Japan to remain in space station project
Prime Minister Shinzo Abe announced Tuesday that Japan will remain part of the International Space Station project when it is extended until 2024, strengthening its alliance with the US.
Tokyo: Prime Minister Shinzo Abe announced Tuesday that Japan will remain part of the International Space Station project when it is extended until 2024, strengthening its alliance with the US.
The four-year extension was proposed by the US in January 2014 extending the ISS project beyond 2020 in the hope of using the facility as a foothold for an eventual manned mission to Mars. Of the 15 countries participating in the ISS, Russia and Canada have already expressed their intent to remain in the project, while European members are yet to decide.
“We will faithfully implement the schedule for our basic space program and work on an aggressive space strategy,” the Japan Times quoted Abe as saying during a meeting on space development.

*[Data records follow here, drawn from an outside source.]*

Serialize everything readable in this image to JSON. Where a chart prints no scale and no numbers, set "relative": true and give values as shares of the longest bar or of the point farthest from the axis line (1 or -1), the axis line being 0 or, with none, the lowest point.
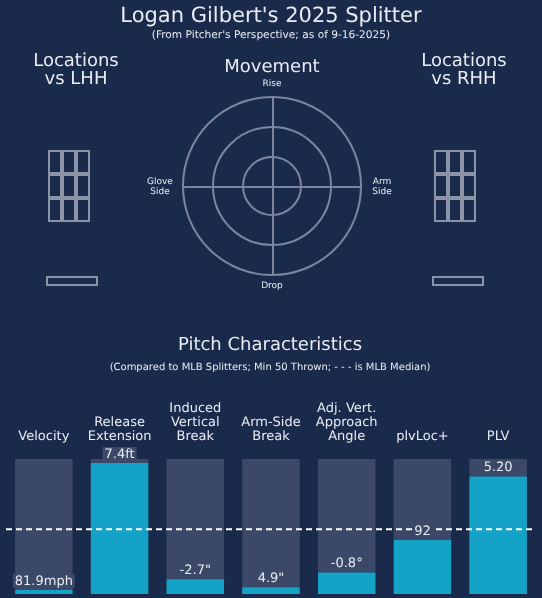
{
  "chart_data": {
    "type": "bar",
    "title": "Logan Gilbert's 2025 Splitter",
    "subtitle": "(From Pitcher's Perspective; as of 9-16-2025)",
    "annotations": [
      "Locations\nvs LHH",
      "Movement",
      "Locations\nvs RHH",
      "Glove\nSide",
      "Arm\nSide",
      "Rise",
      "Drop",
      "Pitch Characteristics",
      "(Compared to MLB Splitters; Min 50 Thrown; - - - is MLB Median)",
      {
        "text": "81.9mph",
        "x": "Velocity",
        "y": 0.03
      },
      {
        "text": "7.4ft",
        "x": "Release\nExtension",
        "y": 0.97
      },
      {
        "text": "-2.7\"",
        "x": "Induced\nVertical\nBreak",
        "y": 0.11
      },
      {
        "text": "4.9\"",
        "x": "Arm-Side\nBreak",
        "y": 0.05
      },
      {
        "text": "-0.8°",
        "x": "Adj. Vert.\nApproach\nAngle",
        "y": 0.16
      },
      {
        "text": "92",
        "x": "plvLoc+",
        "y": 0.4
      },
      {
        "text": "5.20",
        "x": "PLV",
        "y": 0.87
      }
    ],
    "categories": [
      "Velocity",
      "Release\nExtension",
      "Induced\nVertical\nBreak",
      "Arm-Side\nBreak",
      "Adj. Vert.\nApproach\nAngle",
      "plvLoc+",
      "PLV"
    ],
    "relative": true,
    "stacked": true,
    "series": [
      {
        "color": "#14a3c7",
        "values": [
          0.03,
          0.97,
          0.11,
          0.05,
          0.16,
          0.4,
          0.87
        ]
      },
      {
        "color": "#3b4868",
        "values": [
          0.97,
          0.03,
          0.89,
          0.95,
          0.84,
          0.6,
          0.13
        ]
      }
    ],
    "ref_lines": [
      {
        "axis": "y",
        "value": 0.48,
        "color": "#ffffff",
        "line_style": "dashed"
      }
    ],
    "grid": false,
    "legend": false
  }
}
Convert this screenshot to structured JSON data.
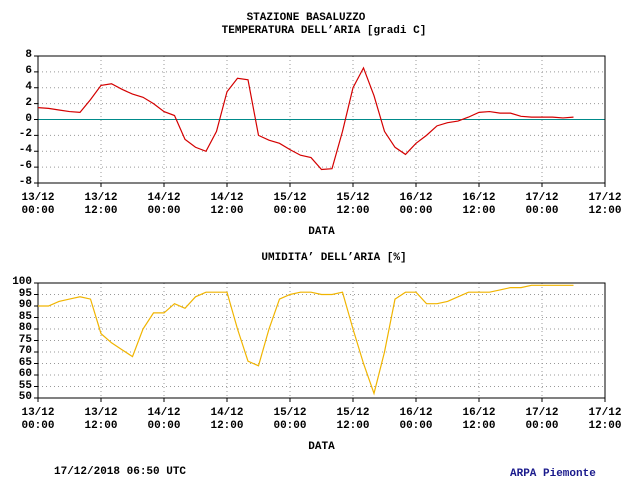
{
  "chart_data": [
    {
      "type": "line",
      "title": "STAZIONE BASALUZZO",
      "subtitle": "TEMPERATURA DELL’ARIA [gradi C]",
      "xlabel": "DATA",
      "x": [
        0,
        2,
        4,
        6,
        8,
        10,
        12,
        14,
        16,
        18,
        20,
        22,
        24,
        26,
        28,
        30,
        32,
        34,
        36,
        38,
        40,
        42,
        44,
        46,
        48,
        50,
        52,
        54,
        56,
        58,
        60,
        62,
        64,
        66,
        68,
        70,
        72,
        74,
        76,
        78,
        80,
        82,
        84,
        86,
        88,
        90,
        92,
        94,
        96,
        98,
        100,
        102
      ],
      "series": [
        {
          "name": "TEMPERATURA",
          "color": "#d40000",
          "values": [
            1.5,
            1.4,
            1.2,
            1.0,
            0.9,
            2.5,
            4.3,
            4.5,
            3.8,
            3.2,
            2.8,
            2.0,
            1.0,
            0.5,
            -2.5,
            -3.5,
            -4.0,
            -1.5,
            3.5,
            5.2,
            5.0,
            -2.0,
            -2.6,
            -3.0,
            -3.8,
            -4.5,
            -4.8,
            -6.3,
            -6.2,
            -1.5,
            4.0,
            6.5,
            3.0,
            -1.5,
            -3.5,
            -4.4,
            -3.0,
            -2.0,
            -0.8,
            -0.4,
            -0.2,
            0.3,
            0.9,
            1.0,
            0.8,
            0.8,
            0.4,
            0.3,
            0.3,
            0.3,
            0.2,
            0.3
          ]
        }
      ],
      "xlim": [
        0,
        108
      ],
      "xticks": [
        {
          "value": 0,
          "label": "13/12\n00:00"
        },
        {
          "value": 12,
          "label": "13/12\n12:00"
        },
        {
          "value": 24,
          "label": "14/12\n00:00"
        },
        {
          "value": 36,
          "label": "14/12\n12:00"
        },
        {
          "value": 48,
          "label": "15/12\n00:00"
        },
        {
          "value": 60,
          "label": "15/12\n12:00"
        },
        {
          "value": 72,
          "label": "16/12\n00:00"
        },
        {
          "value": 84,
          "label": "16/12\n12:00"
        },
        {
          "value": 96,
          "label": "17/12\n00:00"
        },
        {
          "value": 108,
          "label": "17/12\n12:00"
        }
      ],
      "ylim": [
        -8,
        8
      ],
      "yticks": [
        -8,
        -6,
        -4,
        -2,
        0,
        2,
        4,
        6,
        8
      ],
      "grid": true,
      "hline": {
        "value": 0,
        "color": "#008b8b"
      }
    },
    {
      "type": "line",
      "title": "UMIDITA’ DELL’ARIA [%]",
      "xlabel": "DATA",
      "x": [
        0,
        2,
        4,
        6,
        8,
        10,
        12,
        14,
        16,
        18,
        20,
        22,
        24,
        26,
        28,
        30,
        32,
        34,
        36,
        38,
        40,
        42,
        44,
        46,
        48,
        50,
        52,
        54,
        56,
        58,
        60,
        62,
        64,
        66,
        68,
        70,
        72,
        74,
        76,
        78,
        80,
        82,
        84,
        86,
        88,
        90,
        92,
        94,
        96,
        98,
        100,
        102
      ],
      "series": [
        {
          "name": "UMIDITA",
          "color": "#f0b400",
          "values": [
            90,
            90,
            92,
            93,
            94,
            93,
            78,
            74,
            71,
            68,
            80,
            87,
            87,
            91,
            89,
            94,
            96,
            96,
            96,
            80,
            66,
            64,
            80,
            93,
            95,
            96,
            96,
            95,
            95,
            96,
            80,
            65,
            52,
            70,
            93,
            96,
            96,
            91,
            91,
            92,
            94,
            96,
            96,
            96,
            97,
            98,
            98,
            99,
            99,
            99,
            99,
            99
          ]
        }
      ],
      "xlim": [
        0,
        108
      ],
      "xticks": [
        {
          "value": 0,
          "label": "13/12\n00:00"
        },
        {
          "value": 12,
          "label": "13/12\n12:00"
        },
        {
          "value": 24,
          "label": "14/12\n00:00"
        },
        {
          "value": 36,
          "label": "14/12\n12:00"
        },
        {
          "value": 48,
          "label": "15/12\n00:00"
        },
        {
          "value": 60,
          "label": "15/12\n12:00"
        },
        {
          "value": 72,
          "label": "16/12\n00:00"
        },
        {
          "value": 84,
          "label": "16/12\n12:00"
        },
        {
          "value": 96,
          "label": "17/12\n00:00"
        },
        {
          "value": 108,
          "label": "17/12\n12:00"
        }
      ],
      "ylim": [
        50,
        100
      ],
      "yticks": [
        50,
        55,
        60,
        65,
        70,
        75,
        80,
        85,
        90,
        95,
        100
      ],
      "grid": true
    }
  ],
  "footer": {
    "timestamp": "17/12/2018 06:50 UTC",
    "credit": "ARPA Piemonte"
  }
}
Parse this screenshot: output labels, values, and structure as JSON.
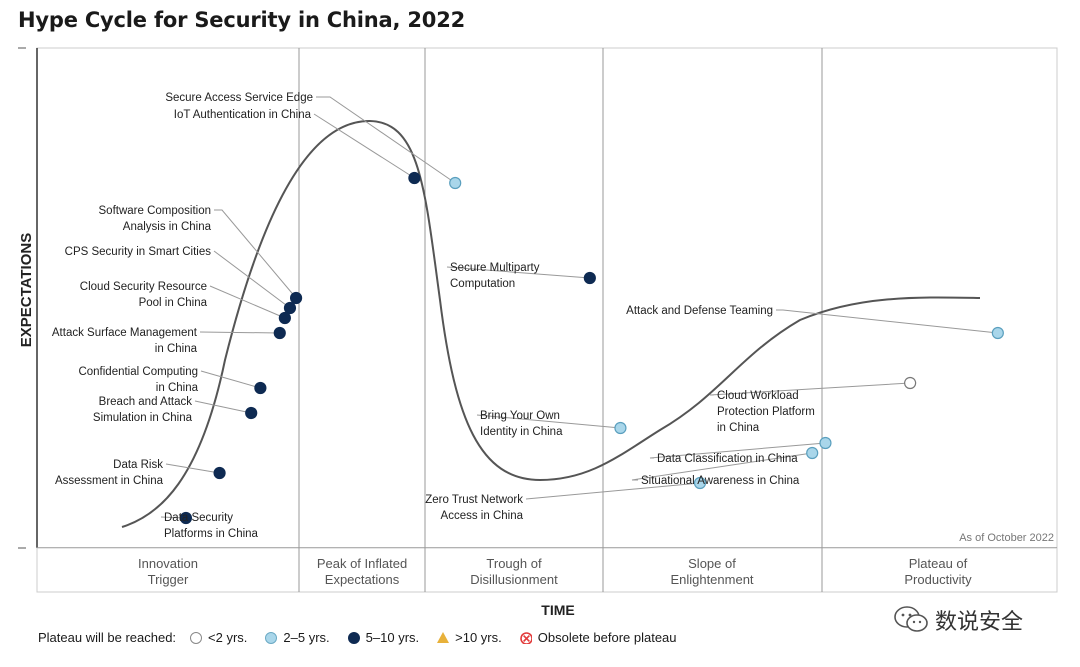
{
  "chart_data": {
    "type": "line",
    "title": "Hype Cycle for Security in China, 2022",
    "xlabel": "TIME",
    "ylabel": "EXPECTATIONS",
    "annotation": "As of October 2022",
    "phases": [
      "Innovation\nTrigger",
      "Peak of Inflated\nExpectations",
      "Trough of\nDisillusionment",
      "Slope of\nEnlightenment",
      "Plateau of\nProductivity"
    ],
    "points": [
      {
        "label": "Secure Access Service Edge",
        "plateau": "2-5",
        "x": 4.1,
        "y": 0.73
      },
      {
        "label": "IoT Authentication in China",
        "plateau": "5-10",
        "x": 3.7,
        "y": 0.74
      },
      {
        "label": "Software Composition\nAnalysis in China",
        "plateau": "5-10",
        "x": 2.54,
        "y": 0.5
      },
      {
        "label": "CPS Security in Smart Cities",
        "plateau": "5-10",
        "x": 2.48,
        "y": 0.48
      },
      {
        "label": "Cloud Security Resource\nPool in China",
        "plateau": "5-10",
        "x": 2.43,
        "y": 0.46
      },
      {
        "label": "Attack Surface Management\nin China",
        "plateau": "5-10",
        "x": 2.38,
        "y": 0.43
      },
      {
        "label": "Confidential Computing\nin China",
        "plateau": "5-10",
        "x": 2.19,
        "y": 0.32
      },
      {
        "label": "Breach and Attack\nSimulation in China",
        "plateau": "5-10",
        "x": 2.1,
        "y": 0.27
      },
      {
        "label": "Data Risk\nAssessment in China",
        "plateau": "5-10",
        "x": 1.79,
        "y": 0.15
      },
      {
        "label": "Data Security\nPlatforms in China",
        "plateau": "5-10",
        "x": 1.46,
        "y": 0.06
      },
      {
        "label": "Secure Multiparty\nComputation",
        "plateau": "5-10",
        "x": 5.42,
        "y": 0.54
      },
      {
        "label": "Bring Your Own\nIdentity in China",
        "plateau": "2-5",
        "x": 5.72,
        "y": 0.24
      },
      {
        "label": "Zero Trust Network\nAccess in China",
        "plateau": "2-5",
        "x": 6.5,
        "y": 0.13
      },
      {
        "label": "Data Classification in China",
        "plateau": "2-5",
        "x": 7.73,
        "y": 0.21
      },
      {
        "label": "Situational Awareness in China",
        "plateau": "2-5",
        "x": 7.6,
        "y": 0.19
      },
      {
        "label": "Cloud Workload\nProtection Platform\nin China",
        "plateau": "<2",
        "x": 8.56,
        "y": 0.33
      },
      {
        "label": "Attack and Defense Teaming",
        "plateau": "2-5",
        "x": 9.42,
        "y": 0.43
      }
    ]
  },
  "legend": {
    "title": "Plateau will be reached:",
    "items": [
      {
        "label": "<2 yrs.",
        "key": "<2",
        "color": "#ffffff"
      },
      {
        "label": "2–5 yrs.",
        "key": "2-5",
        "color": "#a9d6ea"
      },
      {
        "label": "5–10 yrs.",
        "key": "5-10",
        "color": "#0e2a52"
      },
      {
        "label": ">10 yrs.",
        "key": ">10",
        "color": "#e8b13a"
      },
      {
        "label": "Obsolete before plateau",
        "key": "obsolete",
        "color": "#e23b3b"
      }
    ]
  },
  "watermark": {
    "text": "数说安全",
    "icon": "wechat-icon"
  }
}
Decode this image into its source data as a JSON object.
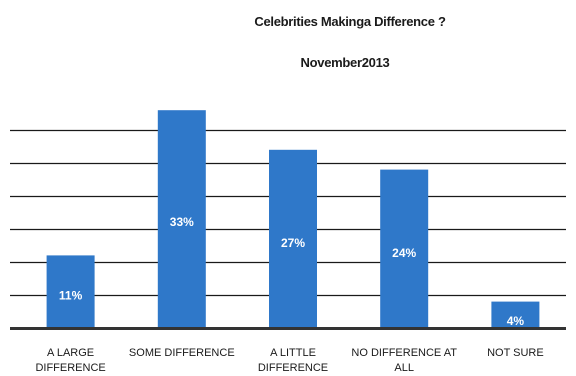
{
  "chart_data": {
    "type": "bar",
    "title": "Celebrities Makinga Difference ?",
    "subtitle": "November2013",
    "categories": [
      [
        "A LARGE",
        "DIFFERENCE"
      ],
      [
        "SOME DIFFERENCE"
      ],
      [
        "A LITTLE",
        "DIFFERENCE"
      ],
      [
        "NO DIFFERENCE AT",
        "ALL"
      ],
      [
        "NOT SURE"
      ]
    ],
    "values": [
      11,
      33,
      27,
      24,
      4
    ],
    "value_labels": [
      "11%",
      "33%",
      "27%",
      "24%",
      "4%"
    ],
    "ylim": [
      0,
      40
    ],
    "grid": true,
    "bar_color": "#2f78c9"
  }
}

As the sole Asian member of the ISS project, Japan plans to stick with the extended project on the condition that other Asian countries are given a chance to use the Japanese laboratory unit Kibo, which is currently shared with the US.
The Japan Aerospace Exploration Agency is also considering providing a next-generation life-support system to the ISS, officials said.
So far, Japan has invested 900 billion yuan ($7.3 billion) toward the ISS project.
The ISS, constructed between 1998 and 2011 in an orbit some 400 km above Earth, is a massive facility comprising laboratories, living quarters, solar panels and other sections.